• Int J Obstet Anesth · Jan 1996

    Randomized Controlled Trial Clinical Trial

    Ketorolac and spinal morphine for postcesarean analgesia.

    • S E Cohen, J B Desai, E F Ratner, E T Riley, and J Halpern.
    • Department of Anesthesia, Stanford University, California, USA.
    • Int J Obstet Anesth. 1996 Jan 1; 5 (1): 14-8.
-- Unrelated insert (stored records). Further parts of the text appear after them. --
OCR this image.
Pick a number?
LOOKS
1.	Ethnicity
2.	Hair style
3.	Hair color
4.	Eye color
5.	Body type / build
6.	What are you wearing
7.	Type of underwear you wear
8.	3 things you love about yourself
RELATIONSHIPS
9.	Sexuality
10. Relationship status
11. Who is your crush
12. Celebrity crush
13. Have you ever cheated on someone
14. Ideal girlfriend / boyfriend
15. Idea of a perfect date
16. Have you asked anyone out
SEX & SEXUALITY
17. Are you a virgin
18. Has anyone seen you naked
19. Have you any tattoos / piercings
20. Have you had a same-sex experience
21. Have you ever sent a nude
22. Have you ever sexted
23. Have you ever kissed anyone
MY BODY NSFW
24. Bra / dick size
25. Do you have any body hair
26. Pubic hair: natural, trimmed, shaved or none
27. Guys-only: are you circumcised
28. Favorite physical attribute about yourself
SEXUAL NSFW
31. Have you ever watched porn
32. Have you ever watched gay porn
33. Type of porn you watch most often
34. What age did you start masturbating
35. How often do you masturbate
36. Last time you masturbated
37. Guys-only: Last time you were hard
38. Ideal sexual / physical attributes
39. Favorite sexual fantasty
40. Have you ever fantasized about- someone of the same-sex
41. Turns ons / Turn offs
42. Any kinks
    AbstractThis study was designed to compare spinal morphine (SM), ketorolac (K), and a combination of the two drugs with respect to analgesic efficacy and side effects in postcesarean patients. Forty-eight parturients having bupivacaine spinal anesthesia for cesarean delivery randomly received in a double-blind manner either: SM: 0.1 mg or SM: 0.2 mg (but no K); SM: 0.1 mg plus K 60 mg intravenously (i.v.) one hour after spinal injection, and 30 mg i.v. every 6 h for three doses or i.v. K dosed as previously described (but no SM). Analgesia and side effects were evaluated during the first 20 h. Forty-eight women were studied. There were no significant differences in analgesia among the groups, although patients receiving SM: 0.1 mg tended to have less satisfactory intraoperative analgesia. Pruritus was common in all patients receiving SM whereas patients who received K had the lowest overall scores for severity of side effects. No serious complications occurred and all groups expressed similarly high satisfaction at the 24 h visit. We conclude that there is no advantage to combining SM and K, and that K provides satisfactory postcesarean analgesia with few side effects.